Dans un communiqué dont TelQuel Arabi a reçu copie, la commission estime que ces pratiques sont “injustifiées et contraires aux dispositions de l’article 15 de la Constitution, en tant que loi suprême du pays, ainsi qu’à la loi organique n° 44.14 qui garantit le droit des citoyennes et citoyens de présenter des pétitions, et oblige les autorités publiques à en faciliter l’exercice, et non à l’entraver ou le limiter”.
La commission a rejeté “toutes les formes de restriction et d’interdiction” ayant accompagné la journée nationale de collecte des signatures, affirmant qu’elles ont perturbé le bon déroulement de la campagne, laquelle “exerce un droit légitime, encadré par la Constitution et la loi, et porte une revendication civile claire et responsable”.
Dans le même sens, elle a appelé les autorités publiques à respecter le droit des citoyens à signer et à faciliter le travail des coordinateurs aux niveaux local et régional, afin de garantir une mise en œuvre effective de la démocratie participative.
Elle a également invité les citoyennes et citoyens à poursuivre leur engagement dans la campagne et à signer la pétition, considérant cet acte comme “une expression civique élevée d’une revendication sociale touchant la vie quotidienne des familles marocaines”, soulignant que les obstacles rencontrés “ne feront que renforcer sa détermination à poursuivre son parcours constitutionnel et légal”.
La commission a par ailleurs exprimé sa vive inquiétude face aux entraves observées lors de la journée nationale de signatures, organisée le 3 mai 2026 à travers différentes régions du Royaume, et qui ont affecté plusieurs initiatives de terrain visant à permettre aux citoyens d’exercer leur droit de signature.
Elle précise que, malgré l’engagement de ses membres et coordinateurs dans l’exercice d’un droit constitutionnel et légal encadré par l’article 15 de la Constitution et la loi organique n° 44.14 relative aux pétitions adressées aux pouvoirs publics, plusieurs déclarations et notifications concernant l’utilisation d’espaces publics destinés à la collecte des signatures ont été refusées, alors qu’elles devaient se dérouler dans des conditions pacifiques et organisées.

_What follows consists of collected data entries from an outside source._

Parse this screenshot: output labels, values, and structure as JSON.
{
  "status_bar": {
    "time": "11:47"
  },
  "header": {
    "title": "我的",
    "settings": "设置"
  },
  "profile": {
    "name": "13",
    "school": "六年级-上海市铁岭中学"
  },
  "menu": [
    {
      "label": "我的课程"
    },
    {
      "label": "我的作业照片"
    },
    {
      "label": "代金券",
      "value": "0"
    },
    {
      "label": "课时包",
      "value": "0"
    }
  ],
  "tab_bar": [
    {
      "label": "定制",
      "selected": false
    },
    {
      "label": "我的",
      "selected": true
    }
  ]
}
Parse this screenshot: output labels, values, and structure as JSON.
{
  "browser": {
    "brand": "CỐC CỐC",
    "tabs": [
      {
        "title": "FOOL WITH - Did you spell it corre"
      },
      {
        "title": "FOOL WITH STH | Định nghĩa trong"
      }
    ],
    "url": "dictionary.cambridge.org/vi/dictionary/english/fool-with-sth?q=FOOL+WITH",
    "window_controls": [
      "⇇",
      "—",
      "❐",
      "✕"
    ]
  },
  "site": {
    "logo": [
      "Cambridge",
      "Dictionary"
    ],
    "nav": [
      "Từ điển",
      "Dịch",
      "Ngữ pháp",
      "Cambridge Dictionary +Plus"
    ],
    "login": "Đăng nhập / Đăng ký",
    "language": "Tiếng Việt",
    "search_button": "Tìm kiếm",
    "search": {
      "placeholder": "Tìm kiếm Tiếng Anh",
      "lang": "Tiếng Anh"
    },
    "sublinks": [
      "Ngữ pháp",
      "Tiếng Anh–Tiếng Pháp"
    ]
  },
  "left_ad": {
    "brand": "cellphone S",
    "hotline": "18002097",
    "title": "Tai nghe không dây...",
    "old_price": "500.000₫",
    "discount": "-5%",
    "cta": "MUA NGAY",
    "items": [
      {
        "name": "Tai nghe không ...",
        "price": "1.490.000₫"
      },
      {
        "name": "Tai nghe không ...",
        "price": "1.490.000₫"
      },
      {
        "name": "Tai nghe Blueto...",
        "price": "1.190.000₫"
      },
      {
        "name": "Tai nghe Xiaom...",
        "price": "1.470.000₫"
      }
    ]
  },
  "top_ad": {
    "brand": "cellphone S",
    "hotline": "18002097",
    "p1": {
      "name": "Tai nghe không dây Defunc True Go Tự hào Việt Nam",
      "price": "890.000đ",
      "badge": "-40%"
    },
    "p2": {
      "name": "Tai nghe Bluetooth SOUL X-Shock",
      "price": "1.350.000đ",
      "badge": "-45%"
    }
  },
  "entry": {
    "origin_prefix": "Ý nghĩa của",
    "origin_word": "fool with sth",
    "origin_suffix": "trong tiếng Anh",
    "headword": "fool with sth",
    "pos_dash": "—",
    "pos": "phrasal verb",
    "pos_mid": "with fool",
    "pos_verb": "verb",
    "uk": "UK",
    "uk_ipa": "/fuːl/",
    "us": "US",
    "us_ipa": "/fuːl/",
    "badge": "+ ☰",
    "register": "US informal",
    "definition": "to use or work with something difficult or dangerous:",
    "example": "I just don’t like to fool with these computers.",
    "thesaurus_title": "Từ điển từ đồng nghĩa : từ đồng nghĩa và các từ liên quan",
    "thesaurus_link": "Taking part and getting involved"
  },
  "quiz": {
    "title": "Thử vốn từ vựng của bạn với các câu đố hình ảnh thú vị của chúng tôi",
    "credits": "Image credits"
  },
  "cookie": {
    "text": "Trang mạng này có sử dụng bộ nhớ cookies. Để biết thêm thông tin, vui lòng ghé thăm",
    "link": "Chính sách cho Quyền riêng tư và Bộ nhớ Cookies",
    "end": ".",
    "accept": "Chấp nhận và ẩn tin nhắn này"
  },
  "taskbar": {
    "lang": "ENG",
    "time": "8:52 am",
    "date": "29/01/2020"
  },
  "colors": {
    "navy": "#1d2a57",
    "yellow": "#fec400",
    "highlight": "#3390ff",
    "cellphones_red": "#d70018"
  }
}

La commission a également relevé, avec étonnement, une disparité dans le traitement des autorités locales envers ces initiatives, certaines ayant été autorisées tandis que d’autres ont été interdites dans des conditions similaires, ce qu’elle considère comme “un indicateur négatif quant à la garantie de l’égalité des chances dans l’exercice des droits civils”.
En conséquence, la commission nationale a annoncé son rejet catégorique de toutes les formes de restriction ou d’interdiction affectant la campagne, tout en réaffirmant son attachement à la poursuite de la collecte des signatures dans le respect de la loi. Elle appelle les autorités publiques à assumer leurs responsabilités dans la protection de ce chantier de démocratie participative, tout en se disant ouverte au dialogue avec les différentes parties concernées afin de faciliter la réussite de cette initiative citoyenne.
Enfin, la commission a renouvelé son engagement à respecter pleinement la loi et les institutions, estimant que de telles pratiques “ne renforcent pas la confiance dans les mécanismes de la démocratie participative et ne sont pas conformes aux dispositions constitutionnelles encourageant la participation des citoyens à la gestion des affaires publiques et l’expression pacifique et organisée de leurs revendications légitimes”.